Written by Joy Freeman | Photo Courtesy of palefire
In true DIY fashion, my interview with palefire hits a connection snag on Zoom five minutes in. From a bedroom in Denton, Texas, Jacqui Torres re-materializes on my screen. “The best part of DIY is that it comes from real people,” she enthuses. There is an art to the imperfection here.
Torres’ debut LP as palefire, full heart, big empty eyes, is entirely self-made, apart from a mix /master and drums from her partner, Echo Goza. I shouldn’t be surprised when she tells me the stunning strings are played in-house too. She’s a classically trained cellist.
After twelve years of playing and time spent in Boston studying the instrument professionally, she shares, “When I write a song, I hear it before I even start playing anything. So I definitely just heard the strings.” Elliott Smith’s XO is cited as a primary influence.
The intimacy in palefire shines through from the intro track, the lo-fi “hello world!!!!” It sounds like a phone call with a friend, an invitation into the whimsical vulnerability of the record. This recording is a departure from her previous two singles, a lean into a slightly poppier sound and a splicing down of 7-8 minute demos into digestible snippets.
When I tell her that the scope of the album leans from Clairo-reminiscent to Kimya Dawson, she laughs. Elliott Smith stands out as a focal inspiration yet again. “Within the last two weeks of writing the album, I was listening to a lot of more twee indie pop people. Touch Girl Apple Blossom, Brittle Stars, The Sundays.” Torres leans into this aesthetic, designing her own album cover with pastel color palettes and light-leaked photos.

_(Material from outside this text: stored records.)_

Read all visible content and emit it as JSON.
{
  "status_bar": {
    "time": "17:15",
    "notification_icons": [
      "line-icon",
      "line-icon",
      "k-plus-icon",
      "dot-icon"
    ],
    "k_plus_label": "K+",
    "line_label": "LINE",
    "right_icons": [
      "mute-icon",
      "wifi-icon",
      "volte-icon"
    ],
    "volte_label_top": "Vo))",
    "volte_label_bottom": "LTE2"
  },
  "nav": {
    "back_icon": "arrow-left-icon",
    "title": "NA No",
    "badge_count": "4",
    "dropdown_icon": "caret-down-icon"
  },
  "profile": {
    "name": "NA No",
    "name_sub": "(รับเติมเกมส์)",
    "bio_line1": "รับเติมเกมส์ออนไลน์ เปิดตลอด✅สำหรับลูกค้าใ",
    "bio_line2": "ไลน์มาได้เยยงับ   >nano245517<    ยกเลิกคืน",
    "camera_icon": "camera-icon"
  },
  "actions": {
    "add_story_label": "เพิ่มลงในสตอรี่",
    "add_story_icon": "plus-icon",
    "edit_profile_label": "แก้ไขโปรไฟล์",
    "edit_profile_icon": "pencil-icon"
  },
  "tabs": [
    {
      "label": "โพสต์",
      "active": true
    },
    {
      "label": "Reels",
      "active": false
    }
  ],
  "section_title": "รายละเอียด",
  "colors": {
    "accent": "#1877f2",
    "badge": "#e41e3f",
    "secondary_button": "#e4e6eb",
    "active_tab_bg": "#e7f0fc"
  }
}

Songs like “Sweet as a yankee” play into Torres’ home state. Her response to my mention of Texas is initially a hesitant, “bleh.” Then, she pivots. “I feel like being in Texas motivates me musically. As I’m writing and as I’m recording or playing shows, I’m just like, ‘Okay, I just need to finish this, and then maybe I’ll get booked on a tour, and I can get out of here’…but I’ll probably stay here forever. I love my friends.”
“My Peace” is another favorite of hers, and her most vulnerable on the album. “I definitely just wanted to paint a certain scene or ambiance of cuteness, but also, kinda sad and sweet. Bittersweet.”
I ask how she honed her production skills independently after leaving school as a classical musician.
“I dropped out, and I was like, ‘Okay, let’s rebuild this foundation. Why do I do music in the first place?’ And I got to talk to a lot of my friends, and a lot of them were producers. I got into Logic, and I made my first song. It’s still on SoundCloud. I don’t know how to freaking get into that account and take it down,” she jokes. After she met Echo playing lead guitar for his band, she learned how to mix. “You can make something catchy. You can make something heartfelt. You can make something simple. You could use a four-track. I feel like depending on the atmosphere I wanna create, I can just do it now. It is so nice to have that artistic liberation, you know, not just with the songwriting, but with the production.”
Initially, palefire was a shoegaze project, but after a few months Torres decided to pivot.
“Everything will always be changing, but everything will always be me, because I am the person who writes and produces it.”
Full heart, big empty eyes is available now on bandcamp. The album will be available on all streaming on July 13th.